Later, all the images are indexed with clearly demarcated boundaries. This helps in the on-the-ground part of the survey. Dash and his team of volunteers then visit each household and verify the number of family members and get other details.

The key is to combine drone data with on the ground reporting and verification. “After we record the details of each household in an Excel sheet, we ask the community members to identify those who are genuine slum dwellers,” says Dash.

“In the first phase, we surveyed around 3,200 slum households, out of which nearly 2,200 were given “patta” or land rights. Now, we are looking into why the remaining 1,000 or so have not been given the land rights,” says Dash.

Power of drones

Precision mapping using drone surveys also helps in identifying and creating space for creating a livable habitat, Dash says. Millimetre level mapping will help the administration carve out space for living amenities beyond just land.

“We want to create liveable habitats and not just slums. What are the requirements of the people residing in slums beyond basic services? For instance, if there’s a pond nearby where slum dwellers are taking bath, we include that within the boundaries,” says Dash. Other targets include each household having access to an ambulance and a toilet, he adds.

Omidyar leveraged its expertise in spatial technology and its work with the Asia Foundation on a drone-based land survey project in the Philippines.
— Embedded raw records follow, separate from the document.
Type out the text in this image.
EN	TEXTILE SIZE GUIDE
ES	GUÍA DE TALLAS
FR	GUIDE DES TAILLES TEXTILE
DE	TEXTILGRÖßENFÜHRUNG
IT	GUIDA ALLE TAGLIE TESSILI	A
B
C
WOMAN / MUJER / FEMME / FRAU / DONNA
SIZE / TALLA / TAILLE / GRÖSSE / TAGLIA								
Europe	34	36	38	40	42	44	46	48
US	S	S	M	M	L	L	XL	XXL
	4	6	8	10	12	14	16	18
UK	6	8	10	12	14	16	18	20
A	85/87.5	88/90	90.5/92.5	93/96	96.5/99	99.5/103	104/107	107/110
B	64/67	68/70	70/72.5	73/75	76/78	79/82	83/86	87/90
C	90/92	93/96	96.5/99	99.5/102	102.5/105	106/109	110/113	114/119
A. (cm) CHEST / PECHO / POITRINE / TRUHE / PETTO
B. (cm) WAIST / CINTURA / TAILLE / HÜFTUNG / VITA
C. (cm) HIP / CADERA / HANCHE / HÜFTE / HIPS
“We supported The Asia Foundation to demonstrate the potential of drones as a new alternative technology for surveying,” says Shreya Deb, principal, investments at Omidyar Network.

The Philippines pilot was successful leading to drones-based surveying becoming a government approved method of such surveys in that country. Omidyar Network believes drones technology is “a powerful epicentre for community involvement in mapping households”.

The Odisha Space Applications Centre (ORSAC), a state agency, was roped in to set benchmarks for accuracy in the mapping surveys. The project team set up a test bed which underwent a detailed survey by ORSAC and the results derived were used as a benchmark to evaluate mapping vendors. Two were selected.

“The detailed survey by ORSAC set a very high accuracy test bed against which the mapping agencies were benchmarked. In future, the test bed can be used as a benchmark to test other vendors for their accuracy, speed and turnaround time,” Deb said in an interview.

Drone-based surveys are becoming the new method of choice when it comes to surveying or mapping areas especially with the speed and accuracy that the technology offers. Earlier this year, the Slum Rehabilitation Authority of Mumbai conducted a drone-based survey pilot at Hariyali village in Kurla as part of a bigger plan to map slums across Mumbai.

According to Ananth Padmanabhan, a fellow at think tank Carnegie India, there is a lot of digitization in land titling in India today but the data on the title can be wrong to begin with. This becomes all the more troublesome with new technologies like blockchain where data is immutable and inaccurate data can have a significant impact on the entire implementation. States such as Andhra Pradesh, Maharashtra, and Telangana are trialling land titles on blockchains, as is NITI Aayog, India’s policy think tank.

“Surveys and mapping done using drones provide better granular data, especially when it comes to highly populated settlements like slums where boundaries are difficult to be identified. Also, drones allow you to cover a larger area in the same amount of time with good accuracy,” says Padmanabhan.

Imagery captured over time of the same area can be used to monitor development or progress in areas over a period of time.